A pity that his words aren’t better chosen. Ever since his Prague Speech in 2009, where he first proclaimed his anti-nuclear gospel, North Korea and Iran have been running as fast as they can the other way. Russia has embarked on a programme of nuclear modernisation, and there are disconcerting rumblings of nuclear interest from American allies as diverse as Japan and Saudi Arabia.

That just goes to show that the US nuclear umbrella serves many purposes: for one, it gives allies who live in dangerous neighbourhoods a reason 
not to go nuclear themselves. The weaker the US looks, the more our allies feel the need to reinsure, and a nuclear programme is a powerful piece of reinsurance.

The President is blind to this reality: to him, the problem is the US and Russian nuclear stockpiles.

Incredibly, his answer to the problem of Iran and North Korea was to proclaim the need for a “new international framework for peaceful nuclear power”, as if that is really what these dictator nations want.

But in 10 years, both of these trips will pale in significance compared to the long-brewing failure of Obama’s 2009 visit to Egypt. This is the biggest foreign folly a US president has committed since President George HW Bush went to Ukraine and warned its parliament not to break up the Soviet Union.

In 2009, Obama’s emphasis was on apologising for the United States, in the false hope that by proclaiming everyone’s moral equivalence, the Middle East’s intractable problems could be resolved. That left him unwilling to support protests against the US’s declared enemies, such as Iran. Obama was, though, all too willing to back revolutions against autocrats in Tunisia, Libya, and Egypt.

We shouldn’t ignore the ugliness of the Mubarak security state. But foreign policy often offers a choice only between a greater and a lesser evil.
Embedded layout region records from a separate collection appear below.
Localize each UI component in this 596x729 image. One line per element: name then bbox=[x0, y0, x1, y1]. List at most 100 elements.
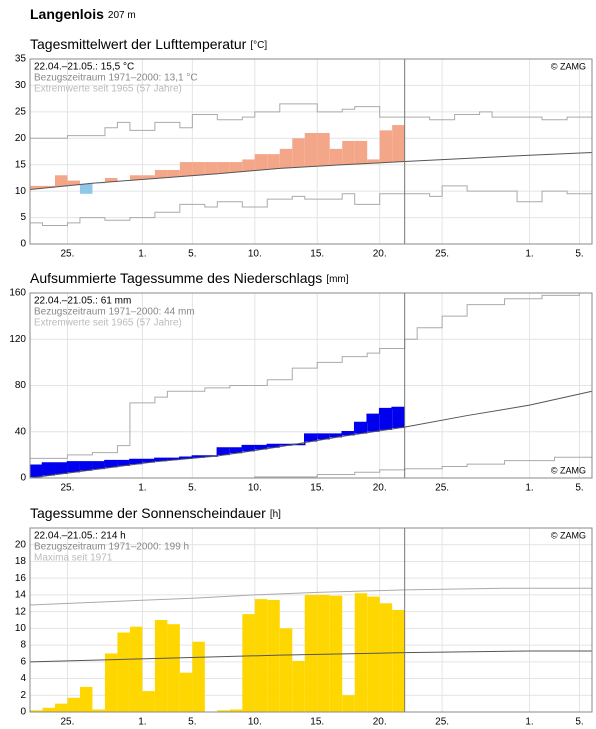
bar bbox=[392, 609, 405, 712]
plot-frame bbox=[29, 292, 593, 479]
copyright: © ZAMG bbox=[551, 530, 586, 540]
bar bbox=[342, 695, 355, 712]
x-tick-label: 15. bbox=[310, 249, 324, 260]
x-tick-label: 5. bbox=[188, 249, 196, 260]
anomaly-bar bbox=[329, 148, 343, 166]
info-line: Bezugszeitraum 1971–2000: 13,1 °C bbox=[34, 73, 198, 84]
y-tick-label: 0 bbox=[20, 473, 26, 484]
bar bbox=[79, 686, 93, 712]
x-tick-label: 25. bbox=[61, 483, 75, 494]
anomaly-bar bbox=[167, 170, 180, 178]
anomaly-bar bbox=[242, 159, 255, 172]
bar bbox=[229, 709, 243, 712]
info-line: 22.04.–21.05.: 61 mm bbox=[34, 296, 131, 307]
unit: [h] bbox=[270, 509, 281, 520]
y-tick-label: 120 bbox=[9, 334, 26, 345]
reference-line-mean bbox=[29, 390, 593, 479]
bar bbox=[117, 632, 130, 712]
difference-area bbox=[354, 422, 368, 434]
difference-area bbox=[129, 459, 143, 465]
difference-area bbox=[317, 434, 330, 440]
difference-area bbox=[254, 445, 268, 450]
difference-area bbox=[304, 434, 318, 442]
y-tick-label: 12 bbox=[15, 606, 27, 617]
y-tick-label: 2 bbox=[20, 690, 26, 701]
x-tick-label: 5. bbox=[575, 483, 583, 494]
bar bbox=[367, 596, 380, 712]
difference-area bbox=[329, 434, 343, 438]
x-tick-label: 10. bbox=[248, 249, 262, 260]
difference-area bbox=[167, 458, 180, 461]
reference-line-min bbox=[30, 185, 593, 226]
difference-area bbox=[154, 458, 168, 462]
x-tick-label: 20. bbox=[373, 249, 387, 260]
anomaly-bar bbox=[30, 185, 43, 189]
y-tick-label: 80 bbox=[15, 380, 27, 391]
anomaly-bar bbox=[129, 175, 143, 180]
bar bbox=[42, 707, 55, 712]
bar bbox=[192, 641, 205, 712]
info-line: 22.04.–21.05.: 214 h bbox=[34, 531, 126, 542]
difference-area bbox=[342, 431, 355, 436]
y-tick-label: 10 bbox=[15, 186, 27, 197]
x-tick-label: 20. bbox=[373, 483, 387, 494]
bar bbox=[129, 626, 143, 712]
chart-title: Tagessumme der Sonnenscheindauer [h] bbox=[30, 505, 281, 521]
copyright: © ZAMG bbox=[551, 61, 586, 71]
difference-area bbox=[367, 414, 380, 432]
plot-frame bbox=[29, 527, 593, 713]
difference-area bbox=[379, 408, 393, 430]
y-tick-label: 0 bbox=[20, 239, 26, 250]
plot-frame bbox=[29, 58, 593, 245]
x-tick-label: 5. bbox=[575, 249, 583, 260]
reference-line-mean bbox=[29, 650, 592, 663]
anomaly-bar bbox=[254, 154, 268, 170]
y-tick-label: 20 bbox=[15, 539, 27, 550]
x-tick-label: 25. bbox=[61, 249, 75, 260]
y-tick-label: 14 bbox=[15, 590, 27, 601]
title-text: Tagesmittelwert der Lufttemperatur bbox=[30, 36, 247, 52]
chart-title: Aufsummierte Tagessumme des Niederschlag… bbox=[30, 270, 349, 286]
x-tick-label: 10. bbox=[248, 717, 262, 728]
x-tick-label: 15. bbox=[310, 717, 324, 728]
difference-area bbox=[192, 456, 205, 458]
station: Langenlois bbox=[30, 6, 104, 22]
bar bbox=[267, 599, 280, 712]
anomaly-bar bbox=[204, 162, 218, 175]
bar bbox=[317, 594, 330, 712]
y-tick-label: 6 bbox=[20, 656, 26, 667]
difference-area bbox=[229, 447, 243, 454]
anomaly-bar bbox=[317, 133, 330, 166]
copyright: © ZAMG bbox=[551, 465, 586, 475]
anomaly-bar bbox=[142, 175, 155, 179]
altitude: 207 m bbox=[108, 10, 136, 21]
anomaly-bar bbox=[179, 162, 193, 177]
bar bbox=[354, 593, 368, 712]
reference-line-max bbox=[30, 103, 592, 139]
y-tick-label: 160 bbox=[9, 288, 26, 299]
title-text: Aufsummierte Tagessumme des Niederschlag… bbox=[30, 270, 322, 286]
y-tick-label: 5 bbox=[20, 212, 26, 223]
y-tick-label: 18 bbox=[15, 556, 27, 567]
info-line: Bezugszeitraum 1971–2000: 199 h bbox=[34, 542, 189, 553]
x-tick-label: 25. bbox=[61, 717, 75, 728]
difference-area bbox=[117, 460, 130, 466]
difference-area bbox=[92, 461, 105, 470]
anomaly-bar bbox=[54, 175, 68, 187]
bar bbox=[379, 603, 393, 712]
bar bbox=[242, 614, 255, 712]
difference-area bbox=[242, 445, 255, 452]
difference-area bbox=[42, 462, 55, 476]
y-tick-label: 20 bbox=[15, 133, 27, 144]
x-tick-label: 5. bbox=[575, 717, 583, 728]
difference-area bbox=[392, 407, 405, 429]
difference-area bbox=[217, 447, 230, 456]
bar bbox=[30, 710, 43, 712]
anomaly-bar bbox=[42, 185, 55, 188]
reference-line-max bbox=[29, 587, 592, 606]
anomaly-bar bbox=[304, 133, 318, 167]
x-tick-label: 25. bbox=[435, 483, 449, 494]
y-tick-label: 16 bbox=[15, 573, 27, 584]
anomaly-bar bbox=[229, 162, 243, 173]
And the result of Obama’s policy has been to put the US in the position of trying to prove our good faith by supporting the rule of the Muslim Brotherhood in Egypt.

That is a fool’s errand if ever there was one. Unsurprisingly, after the 
latest coup, we’re now plumbing 
new depths of unpopularity in Egypt.

No one now trusts the US – certainly not the Brotherhood, which was born to hate us, but also not the Army, and not the tiny band of genuine Egyptian liberals either.

It’s a long way from the “New Beginning” that Obama touted in 2009. Time and again, Obama has travelled abroad, only to see the hope he raises dashed by the consequences of his own actions.

He’s not going to get rid of nuclear weapons, win the goodwill of the Brotherhood, or electrify Africa. Obama’s travels always bring promises, but unwise promises are the mark of a feckless foreign policy.